Em resposta ao tópico:
André, negro retinto, foi expulso ontem. Não por uma entrada criminosa, dessas que estalam canelas. Não por um soco, uma cusparada, uma facada imaginária. Não. André foi para o chuveiro mais cedo porque colocou a mão na própria genitália. Fez o gesto. O gesto obsceno. Aos olhos do mundo, aos olhos do var, aos olhos de Flaco López — que, diga-se, tocou no próprio saco umas quinze vezes para chamar a atenção do juiz —, André cometeu o crime impensável: ousou segurar o que é seu e olhar para um branco.
O clássico era quente. Corinthians e Palmeiras na Arena. Suor, pus, sangue de arquibancada. E eis que Andreas, o outro, o branco, o que boicotou a marca do pênalti, aquele a quem deram o tal do “benefício da dúvida”, fez osic. Memphis escorregou na bola como um patinador amador, perdeu a penalidade, e tudo bem. “É do jogo”, disseram. “O gramado”, disseram. “Acidentes acontecem”, disseram. Para Andreas, sempre há uma sombra onde se esconder. Para André, não. Para André, o sol bate sem piedade. E a mão no saco vira prova cabal, vira laudo, vira sentença.
Antes que me joguem pedras: sou a favor da expulsão pelo gesto obsceno. Gesto feio, sim. Desnecessário, sim. Mas a pergunta que não quer calar — e que ninguém faz na mesa redonda, na coluna social, no Twitter dos moralistas — é a seguinte: existiu, para André, o benefício da dúvida? Ele inclinou o quadril? Ele murmurou algo para o Andreas? Ele fez ameaça de morte com o dedo mindinho? Não. Apenas agarrou o que Deus lhe deu e olhou. Olhou fixo. E esse olhar, meus senhores, foi o que matou. Porque um negro retinto que olha para um branco, no fundo do fundo, já é culpado. O que os olhos veem, o apito confirma.
Isso não é caô de vestiário. Isso é o tal do racismo estrutural. Duas linhas, como pediu o freguês: é o medo e o nojo que a sociedade plantou na cabeça do homem antes mesmo de ele saber o que é cor. É o preconceito que não precisa estar escrito na placa da loja para funcionar; ele está no ar, no apito, no replay câmera lenta.
E olhe que nem estou dizendo que todo mundo é racista. Não. O inferno é mais sutil. O inferno é a dúvida que nunca vem para o negro. Vamos aos fatos frescos, ainda cheirando a grama: Gustavo Gómez, zagueirão palmeirense, deu uma cabeçada na nuca do Garro. Na nuca! Não foi no ombro, não foi no peito. Foi na nuca, lugar de matar índio em filme de faroeste. Para o paraguaio, existiu a dúvida: “disputa normal”, “carga de jogo”, “acontece”. E aconteceu: nada. Flaco López, o mesmo das quinze sic varianas, deu cotovelada no Bidon. Nada. Nem Var. Mas André põe a mão na virilha e o mundo cai.

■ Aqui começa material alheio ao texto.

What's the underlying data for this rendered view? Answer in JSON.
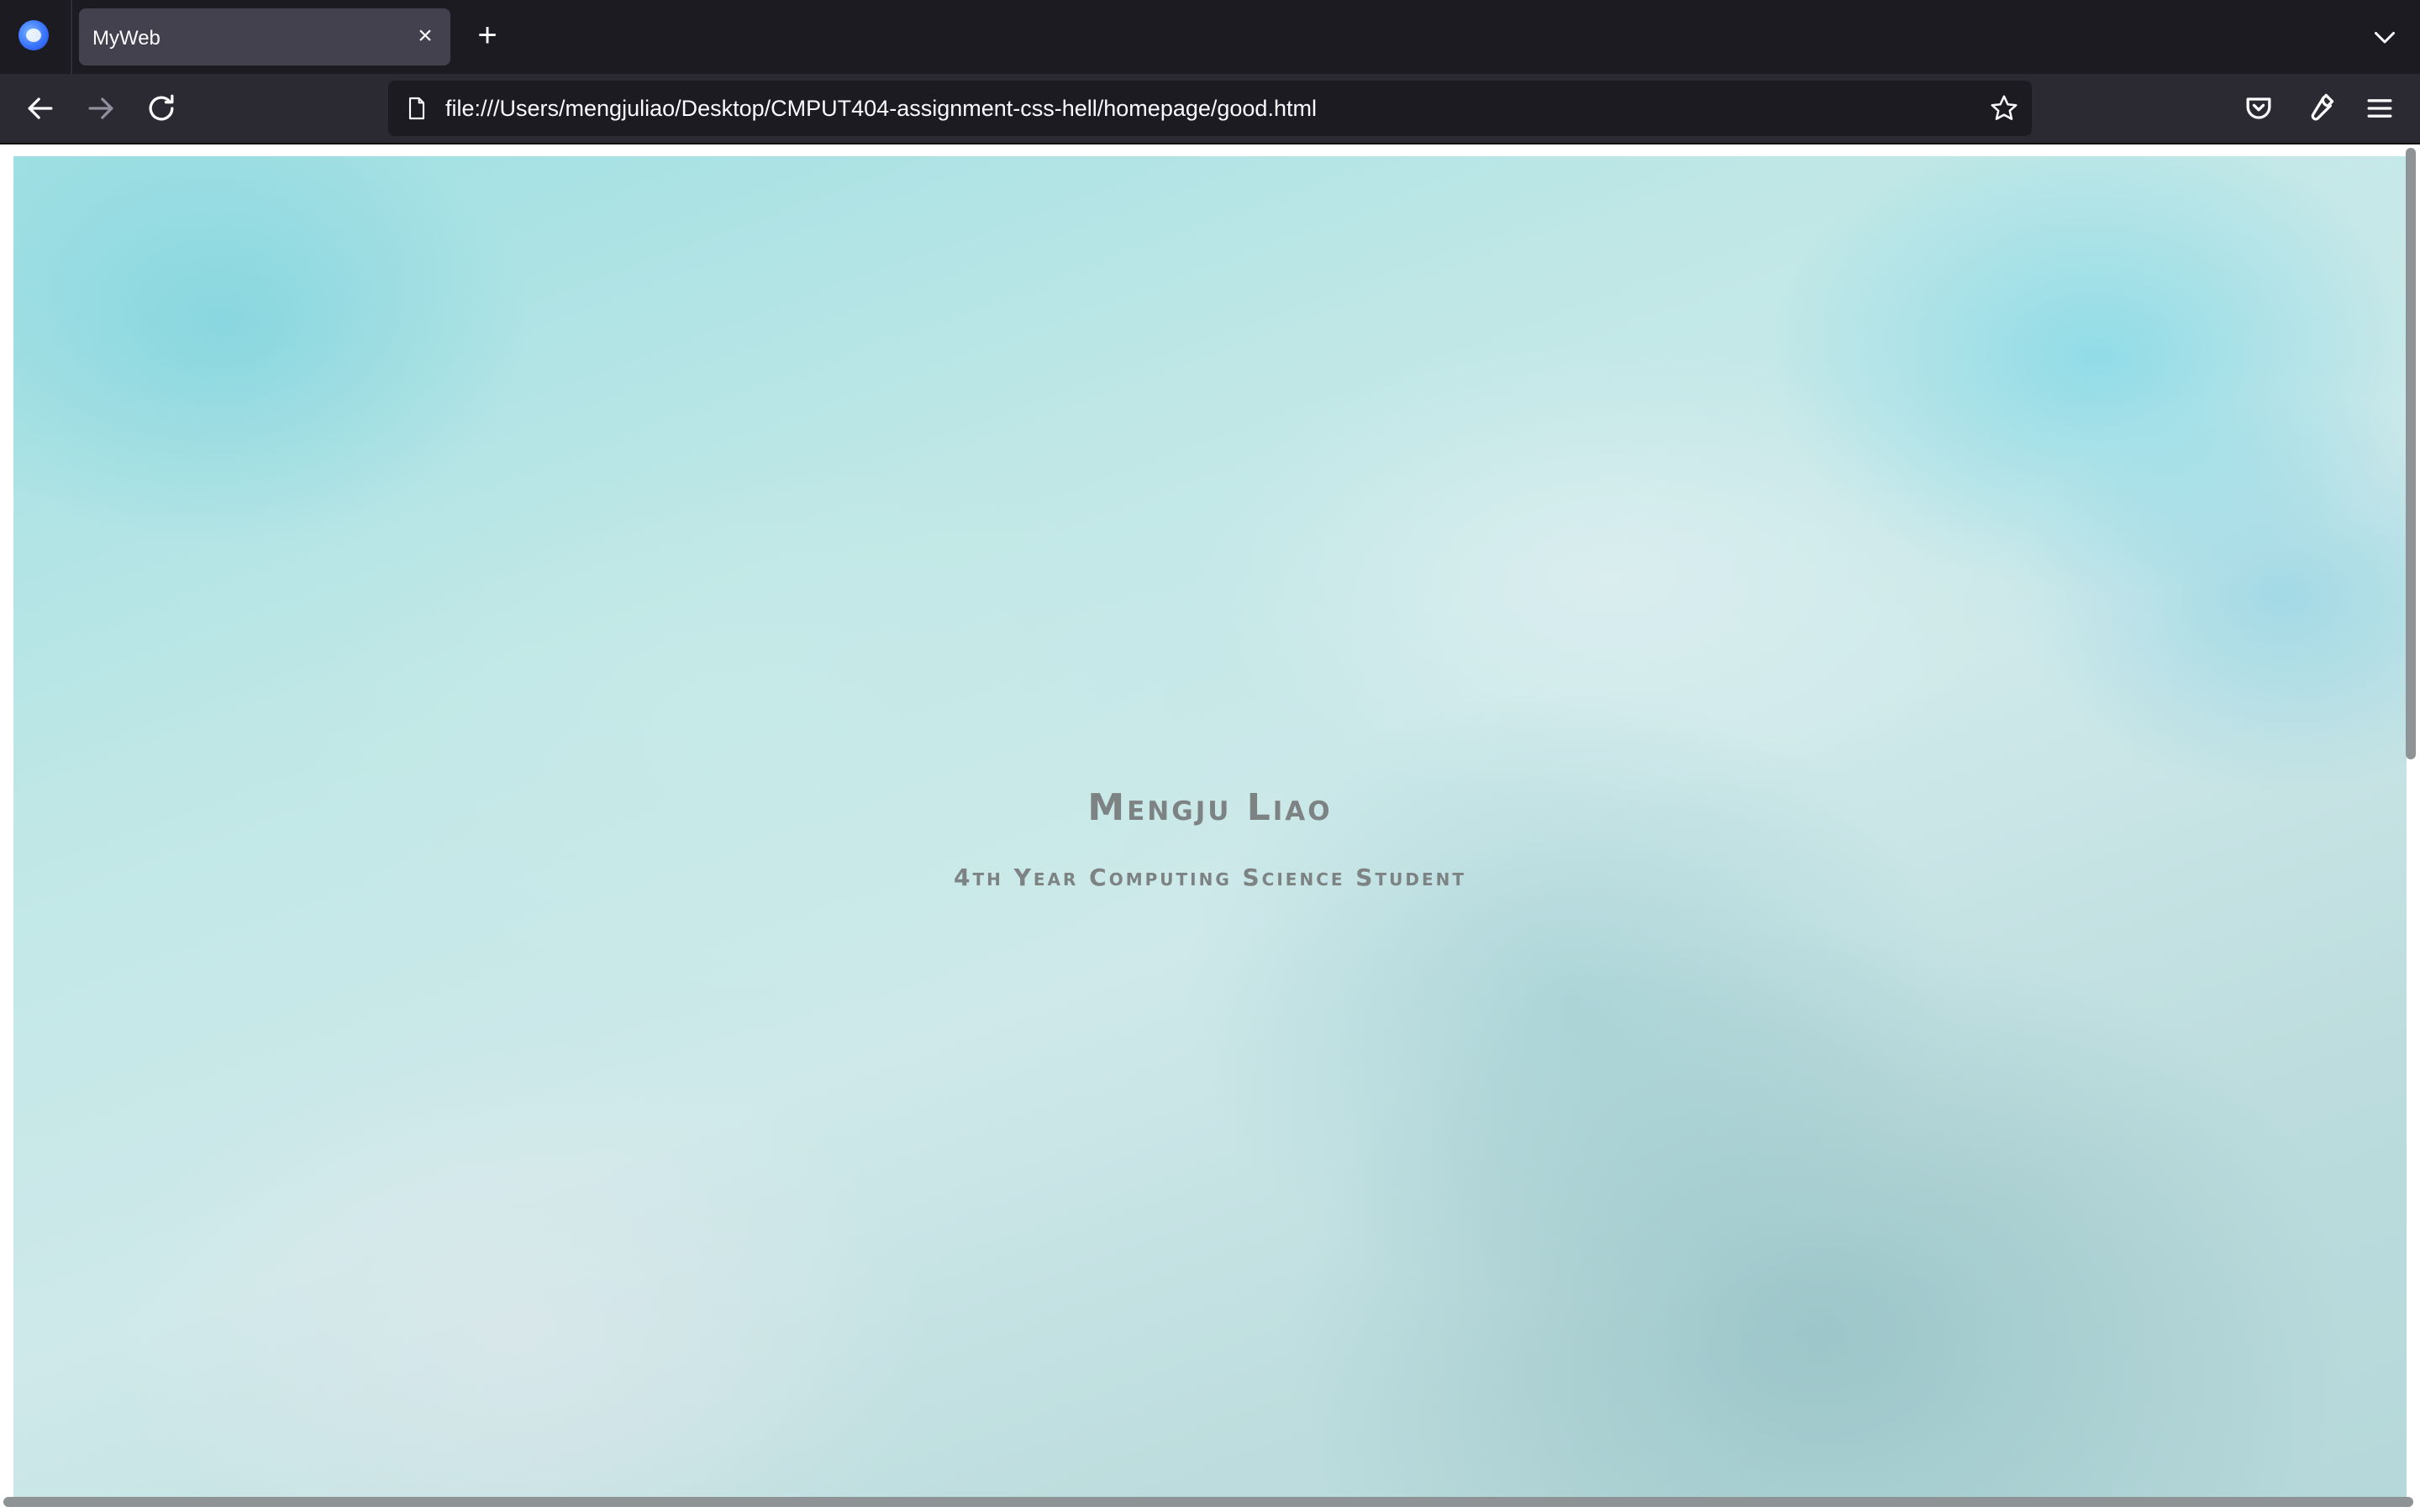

O Corinthians jogou com nove heróis. Nove! Empatou com o líder, fez partida de cachorro louco, suou a camisa que pesa trinta quilos de história. Mas o que vai ficar? As expulsões. Sempre as expulsões. O Corinthians é julgado em tribunal de exceção. Se é preto e é Corinthians, a culpa nasce antes do gesto. O árbitro já entra de toga.
E já que falamos em tribunal, fica aqui o repúdio ao energúmeno que chamou Carlos Miguel de macaco na própria torcida corinthiana. O clube se manifestou, fez o certo. Mas e os “Mussolinis” da arquibancada adversária? Cadê a nota? Cadê a punição? Sabemos que não virá. Sabemos que o silêncio é a outra face do racismo.
Por fim, uma coincidência: a presidente leila Pereira, aquela da crefisa que disse ao presidente do INSS que não faz caridade enquanto empurra empréstimo de 5,88% para aposentado, comanda um clube que nunca está na dúvida. O árbitro Ramon Abati Abel, que ano passado não deu um pênalti escandaloso contra o Palmeiras — daqueles que cego vê —, foi afastado do Brasileirão. Punido? Não. Premiaram-no. Este ano, apitará a Copa do Mundo. O mundo, meus caros, é uma vasta coleção de coincidências. Só que para o André, negro retinto, as coincidências acabam quando ele coloca a mão onde bem entende. Aí, meu amigo, a dúvida morre. E o vermelho nasce.